以下は私の体験(合格年のみ)です。試験会場に入るとき、受験予備校の職員らが「ここが重要」「今年の記述はこれが目玉!!」「速報→試験後〇カ月以内に申し込めば受講料〇割安」等のチラシを配ります。受け取ってもいいですが、私は受け取った後、内容を確認したら会場内のゴミ箱に捨てました。寸前に余計な知識等はいらないからです。だれが高い受講料を払って、予備校なぞにいくか!?来年は二度とこの会場にはこないと、自分に言い聞かせました。後は、当然のように基本書の読み返しです。もうこの時点で、気分はスッキリしています。
さぁ、本番会場に入りました。おやっ、会場が狭い。席が50人ほど。前年まで300人は入りそうな大会場だったため、このときは人数に圧倒されることはなかったです。指定の席に着くと、しばらくして試験監督員の「はい、指定された筆記道具等の以外のものはしまってください」の声。私は静かに目を閉じました。この約10か月の日々が走馬灯のように脳内をフラッシュバックします。まるで往年の大河ドラマ「黄金の日々」のオープニングテーマが、流れている気分です(スイマセン。一定の年齢以上の方しか・・・・)。会場はシーンと静寂の時間が続きます。「ハイ、始めてください」。私は右手に鉛筆を持ち、戦場へと駆け出しました。
180分後。「はい、筆記道具を置いてください」。あぁ、終わった。もし、不合格なら来年も・・・・??結果はギリギリ合格(写真参考)。あの苦しくも、自分の内面と真正面から向き合った毎日。生きていくためとはいえ、40歳も半ばにして、脳の柔らかな年代と法律で競い合う試験に挑み、勝てる可能性は低いと言えるでしょう。しかし、突破できました。これだけは断言できます。最終目標は行政書士試験合格ではなく、開業又は資格を生かせる職業につき、法律家として社会に貢献することです。
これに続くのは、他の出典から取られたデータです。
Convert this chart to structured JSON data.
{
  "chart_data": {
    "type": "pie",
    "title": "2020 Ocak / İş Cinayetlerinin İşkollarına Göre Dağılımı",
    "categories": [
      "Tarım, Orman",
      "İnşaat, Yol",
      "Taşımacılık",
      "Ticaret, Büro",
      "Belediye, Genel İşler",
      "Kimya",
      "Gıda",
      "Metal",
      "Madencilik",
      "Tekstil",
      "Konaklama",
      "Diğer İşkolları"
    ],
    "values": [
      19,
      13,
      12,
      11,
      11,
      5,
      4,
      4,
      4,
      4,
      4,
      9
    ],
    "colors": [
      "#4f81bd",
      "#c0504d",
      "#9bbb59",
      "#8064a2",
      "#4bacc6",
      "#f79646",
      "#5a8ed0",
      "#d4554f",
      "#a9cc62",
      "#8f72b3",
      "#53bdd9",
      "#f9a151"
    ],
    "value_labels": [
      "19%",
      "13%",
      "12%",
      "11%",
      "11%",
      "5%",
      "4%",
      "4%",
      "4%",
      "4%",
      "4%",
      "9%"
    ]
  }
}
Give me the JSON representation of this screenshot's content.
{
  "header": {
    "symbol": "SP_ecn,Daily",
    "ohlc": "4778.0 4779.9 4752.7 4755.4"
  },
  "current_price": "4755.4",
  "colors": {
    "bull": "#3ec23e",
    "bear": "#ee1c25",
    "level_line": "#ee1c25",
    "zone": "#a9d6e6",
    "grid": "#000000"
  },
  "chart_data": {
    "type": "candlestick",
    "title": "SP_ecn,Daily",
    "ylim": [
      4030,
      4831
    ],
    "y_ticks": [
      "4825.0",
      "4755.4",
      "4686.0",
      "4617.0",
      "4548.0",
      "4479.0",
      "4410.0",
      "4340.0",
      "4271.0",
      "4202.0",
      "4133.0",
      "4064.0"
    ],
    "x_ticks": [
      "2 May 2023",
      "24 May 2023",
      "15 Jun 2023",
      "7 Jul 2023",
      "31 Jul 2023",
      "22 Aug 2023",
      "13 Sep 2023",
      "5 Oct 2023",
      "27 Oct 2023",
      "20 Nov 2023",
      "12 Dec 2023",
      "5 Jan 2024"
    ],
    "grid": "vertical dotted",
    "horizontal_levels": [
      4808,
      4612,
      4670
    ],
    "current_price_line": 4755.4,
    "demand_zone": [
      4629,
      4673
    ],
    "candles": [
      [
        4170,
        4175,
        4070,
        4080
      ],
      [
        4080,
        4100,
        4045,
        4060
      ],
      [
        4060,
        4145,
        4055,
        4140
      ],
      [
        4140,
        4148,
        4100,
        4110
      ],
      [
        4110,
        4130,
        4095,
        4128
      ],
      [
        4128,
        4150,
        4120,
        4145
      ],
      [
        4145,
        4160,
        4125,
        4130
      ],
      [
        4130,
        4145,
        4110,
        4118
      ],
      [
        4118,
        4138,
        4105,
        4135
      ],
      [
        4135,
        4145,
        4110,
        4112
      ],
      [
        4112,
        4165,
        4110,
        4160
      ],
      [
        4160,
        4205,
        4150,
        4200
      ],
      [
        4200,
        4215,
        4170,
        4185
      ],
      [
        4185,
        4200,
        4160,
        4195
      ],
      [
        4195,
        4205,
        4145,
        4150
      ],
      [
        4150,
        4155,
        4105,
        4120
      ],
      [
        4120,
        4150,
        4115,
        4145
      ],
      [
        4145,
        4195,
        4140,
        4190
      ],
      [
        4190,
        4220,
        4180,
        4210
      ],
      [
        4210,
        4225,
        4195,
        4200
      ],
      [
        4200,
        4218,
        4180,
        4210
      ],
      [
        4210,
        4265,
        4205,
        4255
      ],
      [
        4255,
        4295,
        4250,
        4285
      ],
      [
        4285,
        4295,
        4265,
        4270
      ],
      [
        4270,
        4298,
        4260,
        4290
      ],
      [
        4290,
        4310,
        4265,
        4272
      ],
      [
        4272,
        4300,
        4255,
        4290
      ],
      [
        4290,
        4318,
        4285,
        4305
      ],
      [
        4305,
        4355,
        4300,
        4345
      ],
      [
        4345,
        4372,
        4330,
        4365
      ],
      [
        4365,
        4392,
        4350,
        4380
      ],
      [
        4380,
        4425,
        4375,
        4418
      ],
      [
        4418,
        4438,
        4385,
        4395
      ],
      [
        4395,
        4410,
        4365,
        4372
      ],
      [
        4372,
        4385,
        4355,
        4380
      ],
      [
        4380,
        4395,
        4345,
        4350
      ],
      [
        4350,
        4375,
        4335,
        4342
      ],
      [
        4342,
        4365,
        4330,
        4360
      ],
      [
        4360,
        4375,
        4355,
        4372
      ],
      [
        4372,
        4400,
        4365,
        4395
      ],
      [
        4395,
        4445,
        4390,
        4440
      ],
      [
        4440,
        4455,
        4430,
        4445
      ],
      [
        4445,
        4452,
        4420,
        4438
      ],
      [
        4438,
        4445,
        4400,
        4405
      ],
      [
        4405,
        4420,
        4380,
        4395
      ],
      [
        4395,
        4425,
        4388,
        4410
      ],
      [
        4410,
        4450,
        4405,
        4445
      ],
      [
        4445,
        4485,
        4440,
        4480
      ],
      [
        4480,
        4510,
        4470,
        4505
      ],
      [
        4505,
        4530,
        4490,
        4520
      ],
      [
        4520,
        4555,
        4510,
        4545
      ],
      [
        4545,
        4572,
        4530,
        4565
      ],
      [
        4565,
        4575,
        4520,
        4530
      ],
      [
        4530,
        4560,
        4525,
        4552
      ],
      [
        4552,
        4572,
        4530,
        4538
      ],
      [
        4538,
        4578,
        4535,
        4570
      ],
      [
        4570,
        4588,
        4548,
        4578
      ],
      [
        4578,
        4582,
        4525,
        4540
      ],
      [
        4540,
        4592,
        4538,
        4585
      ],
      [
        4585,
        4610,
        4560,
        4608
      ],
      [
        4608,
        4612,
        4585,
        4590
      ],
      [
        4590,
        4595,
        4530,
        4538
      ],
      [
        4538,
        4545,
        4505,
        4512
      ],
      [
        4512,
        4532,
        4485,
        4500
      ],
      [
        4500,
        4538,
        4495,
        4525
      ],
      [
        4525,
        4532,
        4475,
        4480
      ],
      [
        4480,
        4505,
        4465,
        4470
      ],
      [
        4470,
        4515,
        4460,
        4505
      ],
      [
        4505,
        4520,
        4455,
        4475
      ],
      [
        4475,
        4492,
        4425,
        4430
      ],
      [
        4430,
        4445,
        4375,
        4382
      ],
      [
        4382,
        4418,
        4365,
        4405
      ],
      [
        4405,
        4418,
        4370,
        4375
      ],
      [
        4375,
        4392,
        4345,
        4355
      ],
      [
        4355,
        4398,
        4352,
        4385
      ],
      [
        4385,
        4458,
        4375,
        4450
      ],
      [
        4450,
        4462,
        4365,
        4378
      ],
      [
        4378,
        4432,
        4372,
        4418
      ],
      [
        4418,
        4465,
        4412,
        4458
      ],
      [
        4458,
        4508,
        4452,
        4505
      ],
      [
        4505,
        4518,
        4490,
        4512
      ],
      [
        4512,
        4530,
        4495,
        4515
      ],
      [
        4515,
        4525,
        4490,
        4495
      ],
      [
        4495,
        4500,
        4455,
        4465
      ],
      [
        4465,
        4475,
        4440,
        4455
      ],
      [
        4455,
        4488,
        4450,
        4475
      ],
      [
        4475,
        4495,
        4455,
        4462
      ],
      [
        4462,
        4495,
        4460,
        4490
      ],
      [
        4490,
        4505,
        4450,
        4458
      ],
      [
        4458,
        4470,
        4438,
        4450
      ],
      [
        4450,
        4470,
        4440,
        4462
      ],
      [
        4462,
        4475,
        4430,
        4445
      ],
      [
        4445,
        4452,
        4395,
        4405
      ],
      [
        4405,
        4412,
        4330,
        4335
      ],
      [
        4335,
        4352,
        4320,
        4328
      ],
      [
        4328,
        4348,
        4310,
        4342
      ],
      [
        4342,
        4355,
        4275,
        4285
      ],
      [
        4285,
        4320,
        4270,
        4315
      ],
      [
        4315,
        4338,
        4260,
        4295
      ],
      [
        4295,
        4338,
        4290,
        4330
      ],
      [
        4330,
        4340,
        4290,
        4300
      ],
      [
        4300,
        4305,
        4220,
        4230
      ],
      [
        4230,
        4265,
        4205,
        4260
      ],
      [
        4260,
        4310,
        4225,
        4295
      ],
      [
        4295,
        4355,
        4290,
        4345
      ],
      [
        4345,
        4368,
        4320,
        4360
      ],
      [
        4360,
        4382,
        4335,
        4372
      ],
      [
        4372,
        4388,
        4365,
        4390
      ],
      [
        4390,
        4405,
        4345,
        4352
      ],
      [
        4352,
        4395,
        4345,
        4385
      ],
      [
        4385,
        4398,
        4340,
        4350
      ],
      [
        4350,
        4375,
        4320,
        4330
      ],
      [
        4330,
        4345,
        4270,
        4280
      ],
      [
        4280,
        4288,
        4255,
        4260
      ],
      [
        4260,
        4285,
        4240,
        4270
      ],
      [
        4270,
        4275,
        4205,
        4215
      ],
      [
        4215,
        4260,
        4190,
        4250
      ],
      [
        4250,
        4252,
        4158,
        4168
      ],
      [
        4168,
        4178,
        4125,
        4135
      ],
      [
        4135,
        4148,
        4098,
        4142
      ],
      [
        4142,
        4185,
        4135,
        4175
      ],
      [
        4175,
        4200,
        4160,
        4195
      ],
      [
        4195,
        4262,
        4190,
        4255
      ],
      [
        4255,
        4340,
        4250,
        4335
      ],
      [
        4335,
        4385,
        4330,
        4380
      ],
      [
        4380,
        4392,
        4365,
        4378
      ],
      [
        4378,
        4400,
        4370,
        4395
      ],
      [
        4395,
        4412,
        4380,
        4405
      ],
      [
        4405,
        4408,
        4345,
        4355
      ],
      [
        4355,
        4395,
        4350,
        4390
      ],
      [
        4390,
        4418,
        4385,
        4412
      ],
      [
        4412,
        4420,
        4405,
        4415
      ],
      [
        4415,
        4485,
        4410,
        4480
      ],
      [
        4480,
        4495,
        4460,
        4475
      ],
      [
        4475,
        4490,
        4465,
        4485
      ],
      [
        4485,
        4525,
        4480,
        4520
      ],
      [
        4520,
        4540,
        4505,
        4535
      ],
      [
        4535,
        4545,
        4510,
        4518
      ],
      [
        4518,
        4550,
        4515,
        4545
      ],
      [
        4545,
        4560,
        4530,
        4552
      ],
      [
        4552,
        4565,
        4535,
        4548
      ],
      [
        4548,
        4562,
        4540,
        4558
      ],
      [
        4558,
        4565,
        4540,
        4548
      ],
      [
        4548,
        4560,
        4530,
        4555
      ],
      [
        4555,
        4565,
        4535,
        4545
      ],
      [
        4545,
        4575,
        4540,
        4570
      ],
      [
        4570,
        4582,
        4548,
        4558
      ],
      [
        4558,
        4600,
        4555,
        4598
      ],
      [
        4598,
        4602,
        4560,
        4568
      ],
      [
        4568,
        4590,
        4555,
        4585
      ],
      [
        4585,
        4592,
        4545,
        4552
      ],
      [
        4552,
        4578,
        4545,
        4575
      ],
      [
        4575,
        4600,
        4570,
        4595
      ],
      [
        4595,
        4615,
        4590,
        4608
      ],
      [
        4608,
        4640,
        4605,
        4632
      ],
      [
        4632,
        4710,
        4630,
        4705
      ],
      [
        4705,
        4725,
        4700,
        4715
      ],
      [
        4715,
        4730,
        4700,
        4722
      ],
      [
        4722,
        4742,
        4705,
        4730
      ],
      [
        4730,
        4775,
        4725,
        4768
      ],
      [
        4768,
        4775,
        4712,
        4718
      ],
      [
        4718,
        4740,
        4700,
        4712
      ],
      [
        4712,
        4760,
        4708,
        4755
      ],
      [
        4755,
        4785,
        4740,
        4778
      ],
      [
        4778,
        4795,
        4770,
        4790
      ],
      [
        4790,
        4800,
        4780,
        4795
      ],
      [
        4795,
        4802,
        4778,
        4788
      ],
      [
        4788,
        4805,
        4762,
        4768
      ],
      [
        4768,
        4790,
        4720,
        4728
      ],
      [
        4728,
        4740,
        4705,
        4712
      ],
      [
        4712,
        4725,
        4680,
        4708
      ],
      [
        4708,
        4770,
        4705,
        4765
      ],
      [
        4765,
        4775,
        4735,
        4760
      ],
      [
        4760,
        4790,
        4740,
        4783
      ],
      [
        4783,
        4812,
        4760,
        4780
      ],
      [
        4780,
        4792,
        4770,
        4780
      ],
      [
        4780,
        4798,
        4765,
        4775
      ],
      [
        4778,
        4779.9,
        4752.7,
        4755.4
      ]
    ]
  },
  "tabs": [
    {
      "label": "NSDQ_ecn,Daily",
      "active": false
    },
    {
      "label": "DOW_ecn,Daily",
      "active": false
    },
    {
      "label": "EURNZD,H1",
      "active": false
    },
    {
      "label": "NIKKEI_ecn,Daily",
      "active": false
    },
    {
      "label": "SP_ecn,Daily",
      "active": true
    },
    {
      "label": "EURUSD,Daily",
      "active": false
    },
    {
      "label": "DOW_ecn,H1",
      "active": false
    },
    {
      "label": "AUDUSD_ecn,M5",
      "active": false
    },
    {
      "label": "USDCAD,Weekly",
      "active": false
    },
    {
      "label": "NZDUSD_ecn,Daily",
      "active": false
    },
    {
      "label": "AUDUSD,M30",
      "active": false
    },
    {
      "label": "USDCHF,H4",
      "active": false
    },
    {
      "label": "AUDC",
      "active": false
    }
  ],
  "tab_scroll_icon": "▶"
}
余談ですが、50人ほどの会場で、ナント合格したのは私だけでした。残りの49人は不合格。やはり、行政書士試験は難しいと実感しました。会場に行けば、全員が頭がいいように映ります。幻影です。この会場でオレ(私)が一番勉強した!!合格するのはオレ(私)だ。そう思える自分がいるかいないか!?発明王・エジソンは「99%の努力と1%のひらめき」と名言を残しました。発明王でさえ、成功するのに99%の努力の末、数えきれないほどの発明を生み出したのです。凡人のオレ(私)がエジソン以上の努力をしなければ、合格率約10%の行政書士試験なぞ受かることはできません。
最後にその年の難易度によりますが、1%の幸運を引き寄せることも必要です。私の場合、4年目に微笑みました。今年、このブログを読み参考にして勉強された受験生の皆さんの本番での健闘を心から祈っています。未来のライバルたちへ!!行政書士業の世界で待ってます。